Then came his siege with the rails. That was labor which made carrying ties seem light. He toiled on, sweating thin, wearing hard, growing clearer of mind. As pain subsided, and weariness of body no longer dominated him, slowly thought and feeling returned until that morning dawned when, like a flash of lightning illuminating his soul, the profound and exalted emotion again possessed him. Soon he came to divine that the agony of toil and his victory over weak flesh had added to his strange happiness. Hour after hour he bent his back and plodded beside his comrades, doing his share, burdened as they were, silent, watchful, listening, dreaming, keen to note the progress of the road, yet deep in his own intense abstraction. He seemed to have two minds. He saw every rod of the ten miles of track laid every day, knew, as only an engineer could know, the wonder of such progress; and, likewise, always in his sight, in his mind, shone a face, red-lipped, soulful, lovely like a saint’s, with mournful violet eyes, star-sweet in innocence. Life had given Allie Lee back to him—to his love and his memory; and all that could happen to him now must be good. At first he had asked for nothing, so grateful was he to fate, but now he prayed for hours and days and nights to remember.
The day came when Neale graduated into the class of spikers. This division of labor to him had always represented the finest spirit of the building. The drivers—the spikers—the men who nailed the rails—who riveted the last links—these brawny, half-naked wielders of the sledges, bronzed as Indians, seemed to embody both the romance and the achievement. Neale experienced a subtle perception with the first touch and lift and swing of the great hammer. And there seemed born in him a genius for the stroke. He had a free, easy swing, with tremendous power. He could drive so fast that his comrade on the opposite rail, and the carriers and layers, could not keep up with him. Moments of rest seemed earned. During these he would gaze with glinting eyes back at the gangs and the trains, at the smoke, dust, and movement; and beyond toward the east.
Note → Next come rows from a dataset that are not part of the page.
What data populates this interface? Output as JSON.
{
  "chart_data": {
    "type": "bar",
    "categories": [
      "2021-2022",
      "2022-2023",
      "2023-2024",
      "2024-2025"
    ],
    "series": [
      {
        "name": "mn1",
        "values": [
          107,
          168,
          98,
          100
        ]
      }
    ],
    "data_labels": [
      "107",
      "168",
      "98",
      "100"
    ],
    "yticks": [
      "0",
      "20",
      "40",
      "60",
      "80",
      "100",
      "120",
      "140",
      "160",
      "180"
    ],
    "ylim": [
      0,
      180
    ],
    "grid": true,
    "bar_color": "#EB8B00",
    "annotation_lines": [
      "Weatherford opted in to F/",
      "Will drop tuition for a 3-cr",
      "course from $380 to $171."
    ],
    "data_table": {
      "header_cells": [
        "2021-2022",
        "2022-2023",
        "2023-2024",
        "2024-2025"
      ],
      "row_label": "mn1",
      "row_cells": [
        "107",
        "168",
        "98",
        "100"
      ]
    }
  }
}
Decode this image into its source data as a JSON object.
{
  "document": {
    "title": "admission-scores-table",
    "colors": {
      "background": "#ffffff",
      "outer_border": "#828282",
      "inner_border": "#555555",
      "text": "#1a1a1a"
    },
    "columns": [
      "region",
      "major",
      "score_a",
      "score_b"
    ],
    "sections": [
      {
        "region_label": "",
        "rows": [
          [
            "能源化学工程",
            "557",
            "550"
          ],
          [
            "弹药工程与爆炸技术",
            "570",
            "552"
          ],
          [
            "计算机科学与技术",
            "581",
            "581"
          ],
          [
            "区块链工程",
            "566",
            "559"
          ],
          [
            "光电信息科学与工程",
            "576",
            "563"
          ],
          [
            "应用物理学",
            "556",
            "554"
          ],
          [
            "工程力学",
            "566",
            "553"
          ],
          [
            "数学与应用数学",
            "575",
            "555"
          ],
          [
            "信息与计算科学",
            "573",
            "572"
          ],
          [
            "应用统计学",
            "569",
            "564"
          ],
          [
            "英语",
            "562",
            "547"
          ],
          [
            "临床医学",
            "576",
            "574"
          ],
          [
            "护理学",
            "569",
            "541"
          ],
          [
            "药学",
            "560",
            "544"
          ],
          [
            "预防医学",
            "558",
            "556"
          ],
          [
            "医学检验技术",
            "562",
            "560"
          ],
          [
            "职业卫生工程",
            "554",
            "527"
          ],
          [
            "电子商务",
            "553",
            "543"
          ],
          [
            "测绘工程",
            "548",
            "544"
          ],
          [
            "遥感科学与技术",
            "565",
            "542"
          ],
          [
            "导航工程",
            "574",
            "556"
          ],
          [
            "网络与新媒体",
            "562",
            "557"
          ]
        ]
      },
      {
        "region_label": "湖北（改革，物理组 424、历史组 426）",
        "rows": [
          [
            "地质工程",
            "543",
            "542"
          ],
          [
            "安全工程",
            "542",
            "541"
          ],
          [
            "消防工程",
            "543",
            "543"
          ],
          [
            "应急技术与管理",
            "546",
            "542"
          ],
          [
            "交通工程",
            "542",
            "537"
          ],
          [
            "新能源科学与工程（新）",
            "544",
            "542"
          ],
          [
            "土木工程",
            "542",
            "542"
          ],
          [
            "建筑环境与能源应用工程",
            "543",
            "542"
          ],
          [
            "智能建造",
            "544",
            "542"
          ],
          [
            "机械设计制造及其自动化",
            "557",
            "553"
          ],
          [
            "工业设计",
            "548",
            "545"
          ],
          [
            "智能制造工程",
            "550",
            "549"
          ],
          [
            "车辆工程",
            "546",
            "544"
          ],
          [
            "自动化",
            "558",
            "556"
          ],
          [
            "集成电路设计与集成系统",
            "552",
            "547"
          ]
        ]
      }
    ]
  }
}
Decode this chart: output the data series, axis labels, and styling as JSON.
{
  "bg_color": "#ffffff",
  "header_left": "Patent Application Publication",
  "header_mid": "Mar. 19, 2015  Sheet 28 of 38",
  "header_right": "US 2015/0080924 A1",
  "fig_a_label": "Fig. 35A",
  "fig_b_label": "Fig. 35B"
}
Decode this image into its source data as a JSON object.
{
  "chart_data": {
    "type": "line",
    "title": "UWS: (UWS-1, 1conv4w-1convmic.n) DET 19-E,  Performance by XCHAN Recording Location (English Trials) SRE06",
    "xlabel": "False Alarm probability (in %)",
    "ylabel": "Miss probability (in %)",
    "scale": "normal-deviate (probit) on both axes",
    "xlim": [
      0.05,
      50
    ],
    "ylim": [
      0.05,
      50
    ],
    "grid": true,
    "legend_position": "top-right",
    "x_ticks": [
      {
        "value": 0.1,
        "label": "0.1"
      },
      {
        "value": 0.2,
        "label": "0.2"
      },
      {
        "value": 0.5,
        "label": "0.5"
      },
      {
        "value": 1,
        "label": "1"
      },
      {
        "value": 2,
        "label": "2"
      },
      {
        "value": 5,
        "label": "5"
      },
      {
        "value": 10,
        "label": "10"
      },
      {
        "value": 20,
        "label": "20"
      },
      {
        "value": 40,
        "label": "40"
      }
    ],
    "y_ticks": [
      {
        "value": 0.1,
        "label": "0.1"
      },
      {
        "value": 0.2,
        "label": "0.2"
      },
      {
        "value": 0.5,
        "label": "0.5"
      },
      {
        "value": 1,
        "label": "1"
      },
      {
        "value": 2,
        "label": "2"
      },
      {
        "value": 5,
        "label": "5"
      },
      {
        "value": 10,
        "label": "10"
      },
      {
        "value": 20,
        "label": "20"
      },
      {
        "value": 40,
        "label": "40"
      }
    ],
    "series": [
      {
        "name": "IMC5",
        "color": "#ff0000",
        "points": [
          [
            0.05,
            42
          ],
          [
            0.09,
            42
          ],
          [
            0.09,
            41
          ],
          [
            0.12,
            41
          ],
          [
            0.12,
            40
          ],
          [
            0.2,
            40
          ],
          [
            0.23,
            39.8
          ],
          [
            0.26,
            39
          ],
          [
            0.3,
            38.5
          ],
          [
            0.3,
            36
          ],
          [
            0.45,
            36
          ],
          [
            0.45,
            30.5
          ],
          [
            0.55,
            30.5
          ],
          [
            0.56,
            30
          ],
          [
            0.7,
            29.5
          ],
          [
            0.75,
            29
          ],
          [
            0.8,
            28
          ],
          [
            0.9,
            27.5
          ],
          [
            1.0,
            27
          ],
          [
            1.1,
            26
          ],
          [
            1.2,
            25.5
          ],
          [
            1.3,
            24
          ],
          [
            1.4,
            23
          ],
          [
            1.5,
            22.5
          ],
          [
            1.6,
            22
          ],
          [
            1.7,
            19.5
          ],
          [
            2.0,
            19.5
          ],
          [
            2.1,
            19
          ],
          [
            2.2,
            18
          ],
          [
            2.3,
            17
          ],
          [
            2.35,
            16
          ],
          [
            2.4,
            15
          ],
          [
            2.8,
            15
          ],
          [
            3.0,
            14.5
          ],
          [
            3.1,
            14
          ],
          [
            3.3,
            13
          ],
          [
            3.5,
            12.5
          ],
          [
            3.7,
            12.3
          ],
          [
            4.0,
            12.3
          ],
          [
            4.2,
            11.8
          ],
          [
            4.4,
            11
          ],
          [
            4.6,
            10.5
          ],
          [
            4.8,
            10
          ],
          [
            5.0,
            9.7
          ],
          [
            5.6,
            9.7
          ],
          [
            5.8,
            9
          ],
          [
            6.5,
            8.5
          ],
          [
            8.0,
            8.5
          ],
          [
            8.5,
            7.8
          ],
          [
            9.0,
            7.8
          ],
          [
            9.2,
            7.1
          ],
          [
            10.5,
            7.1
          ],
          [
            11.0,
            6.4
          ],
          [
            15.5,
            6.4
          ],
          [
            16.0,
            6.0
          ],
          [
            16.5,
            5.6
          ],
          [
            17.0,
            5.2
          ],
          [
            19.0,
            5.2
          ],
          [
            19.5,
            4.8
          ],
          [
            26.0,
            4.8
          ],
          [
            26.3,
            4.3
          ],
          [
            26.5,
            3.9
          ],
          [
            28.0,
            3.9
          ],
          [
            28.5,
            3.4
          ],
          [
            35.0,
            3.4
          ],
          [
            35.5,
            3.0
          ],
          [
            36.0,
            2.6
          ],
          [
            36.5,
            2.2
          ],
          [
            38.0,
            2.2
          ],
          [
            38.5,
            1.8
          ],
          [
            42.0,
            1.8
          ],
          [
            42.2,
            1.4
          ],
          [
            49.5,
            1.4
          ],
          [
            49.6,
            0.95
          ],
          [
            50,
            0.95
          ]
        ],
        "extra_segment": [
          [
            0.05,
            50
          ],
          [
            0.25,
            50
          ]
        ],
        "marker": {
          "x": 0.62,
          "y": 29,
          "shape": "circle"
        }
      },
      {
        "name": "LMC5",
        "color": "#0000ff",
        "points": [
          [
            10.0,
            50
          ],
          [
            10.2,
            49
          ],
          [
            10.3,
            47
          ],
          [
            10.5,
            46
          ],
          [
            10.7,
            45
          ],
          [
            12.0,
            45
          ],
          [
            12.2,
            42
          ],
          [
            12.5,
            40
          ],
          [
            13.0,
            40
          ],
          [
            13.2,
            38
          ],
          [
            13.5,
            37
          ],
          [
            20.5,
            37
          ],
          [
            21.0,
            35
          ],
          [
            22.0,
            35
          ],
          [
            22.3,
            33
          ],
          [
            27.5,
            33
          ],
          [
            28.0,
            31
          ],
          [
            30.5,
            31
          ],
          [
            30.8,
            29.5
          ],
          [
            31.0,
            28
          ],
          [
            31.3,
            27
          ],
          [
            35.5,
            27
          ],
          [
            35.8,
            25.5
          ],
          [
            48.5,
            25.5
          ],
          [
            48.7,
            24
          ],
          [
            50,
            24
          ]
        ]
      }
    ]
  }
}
One day he drove spikes for hours, with the gangs in uninterrupted labor around him, while back a mile along the road the troopers fought the Sioux; and all this time, when any moment he might be ordered to drop his sledge for a rifle, he listened to the voice in his memory and saw the face.
Another day dawned in which he saw the grading gangs return from work ahead. They were done. Streams of horses, wagons, and men on the return! They had met the graders from the west, and the two lines of road-bed had been connected. As these gangs passed, cheer on cheer greeted them from the rail-layers. It was a splendid moment.
From lip to lip then went the word that the grading-gangs from east and west had passed each other in plain sight, working on, grading on for a hundred miles farther than necessary. They had met and had passed on, side by side, doubling the expense of construction.